Dalam dunia modern ini, tidak mudah bagi kita untuk menghindarkan diri dari penggunaan bahan-bahan plastik yang tidak ramah bagi lingkungan alam sekitar kita. Dengan segala kemudahan dan kepraktisannya, membuat kita menjadi sangat bergantung pada keberadaannya. Demikian juga dengan bahan glass. Walaupun sebagian glass bisa digunakan lebih lama daripada plastik dan lebih mudah didaur ulang, namun sebagian bahan gelas terutana gelas yang dilapis tetap tidak ramah lingkungan. Namun di sini, di sebuah camp di pedalaman India, saya melihat upaya untuk memperkecil perusakan lingkungan oleh aktifitas manusia dilakukan dengan sungguh-sungguh di camp itu.
Salah satu upaya kegiatan ramah lingkungan yang saya lihat dilakukan di sana adalah mengganti penggunaan mangkok-mangkok plastik dan kaca dengan mangkok daun jati kering. Saya belum pernah melihat yang ini sebelumnya. Menarik juga!.
Saya memang melihat banyak pohon kayu jati (Tectonia grandis) di tanam di sana. Daunnya banyak dan sebagian ada yang menguning lalu gugur ke tanah di tiup angin. Melihat banyaknya pohon jati, seseorang mungkin ada yang memunguti daunnya. Mengeringkannya dengan baik, lalu cukup kreative membentuknya menjadi cekung serupa mangkok dan memanfaatkannya untuk menikmati makanan.

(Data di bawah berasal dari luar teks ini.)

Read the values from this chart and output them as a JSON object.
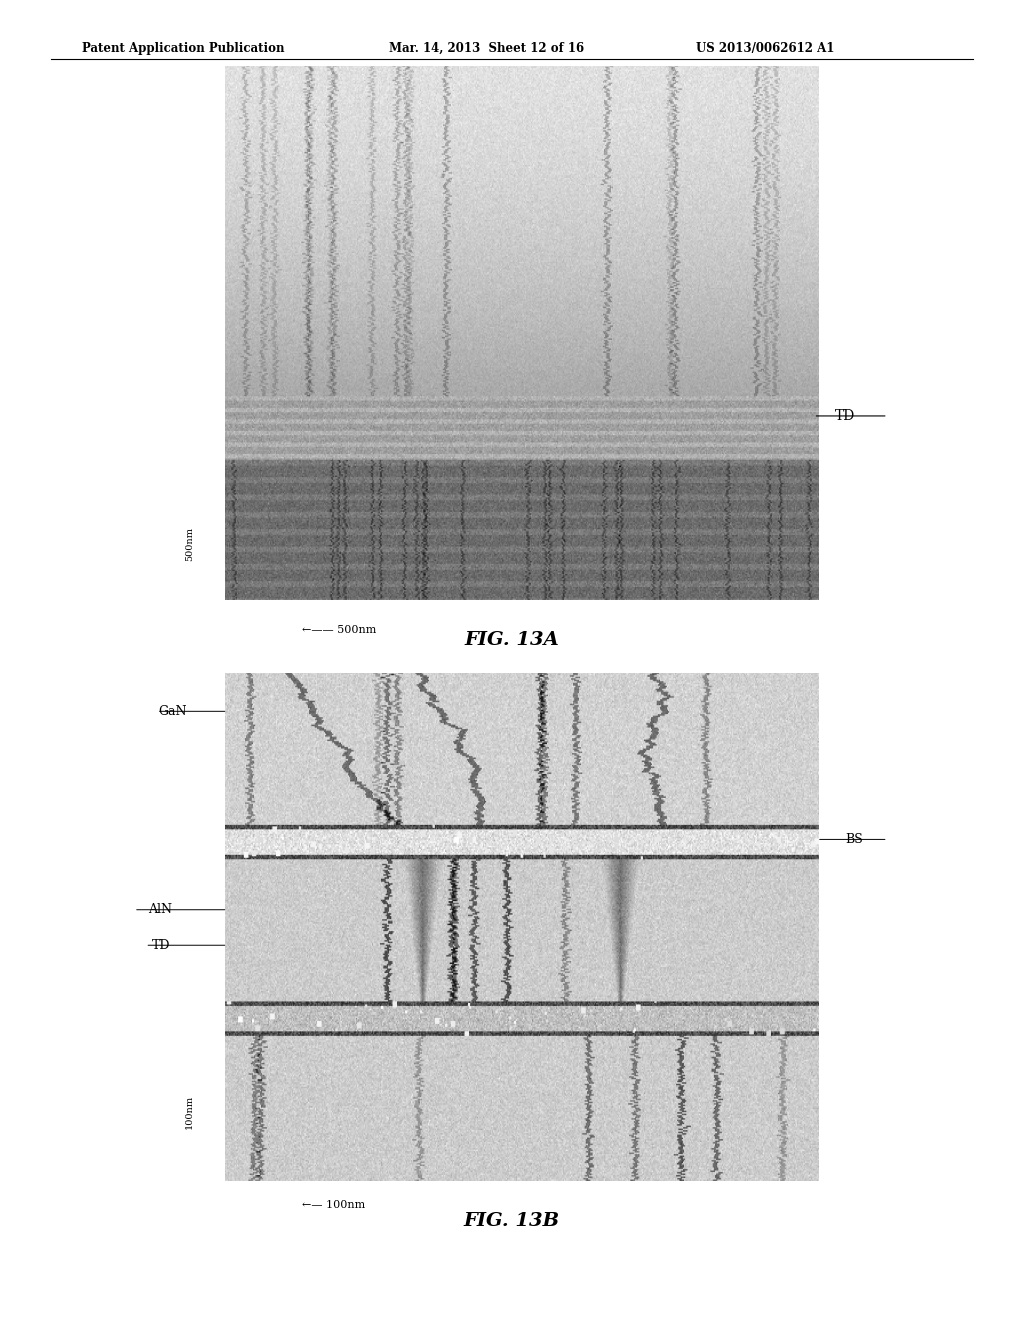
{
  "header_left": "Patent Application Publication",
  "header_mid": "Mar. 14, 2013  Sheet 12 of 16",
  "header_right": "US 2013/0062612 A1",
  "fig_a_label": "FIG. 13A",
  "fig_b_label": "FIG. 13B",
  "fig_a_td_label": "TD",
  "fig_b_gan_label": "GaN",
  "fig_b_aln_label": "AlN",
  "fig_b_td_label": "TD",
  "fig_b_bs_label": "BS",
  "fig_a_scale_v": "500nm",
  "fig_a_scale_h": "500nm",
  "fig_b_scale_v": "100nm",
  "fig_b_scale_h": "100nm",
  "bg_color": "#ffffff"
}
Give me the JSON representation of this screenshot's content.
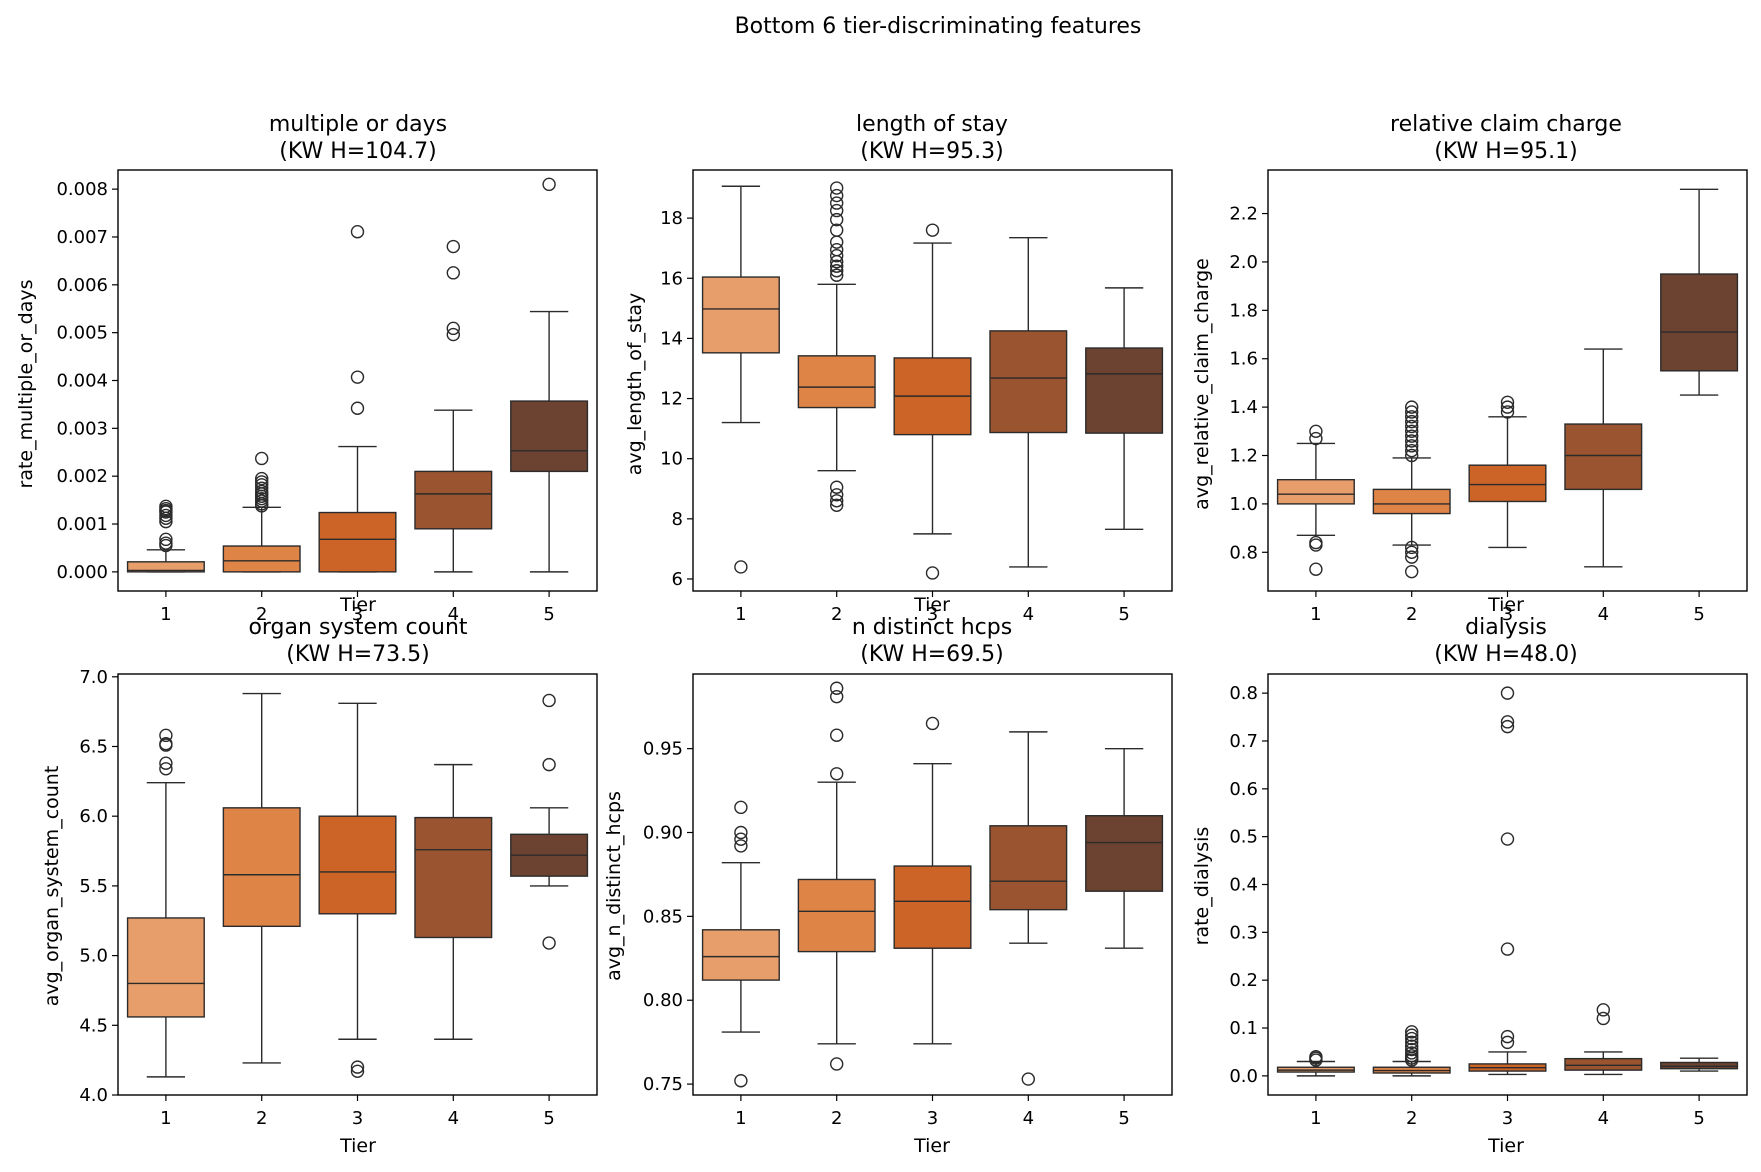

Saya menemukannya ketika sore hari kami disuguhi snack yang terbuat dari kacang ijo kukus berbumbu bawang dan cabe kering. Snack alami dari kacang-kacangan, dihidangkannya dengan memanfaatkan mangkok daun jati. Dan dimakan sambil berdiri di luar ruangan di bawah pohon-pohon yang rindang. Di antara desau angin sore pedesaan. Diantara kicauan burung dan tupai yang sibuk berlarian ke sana kemari mencari biji-bijian. Tidak ada sebuah aturan protokoler acara makan yang harus diikuti. Semuanya sangat natural. Aduuuuh..saya merasa sangat menyatu dengan alam.
Setelah makan, kami membuang daun jati kering itu ke tempat sampah dan kamipun kembali ke aktifitas kami masing-masing. Saya terkesan sekali dengan upaya mereka merawat lingkungan.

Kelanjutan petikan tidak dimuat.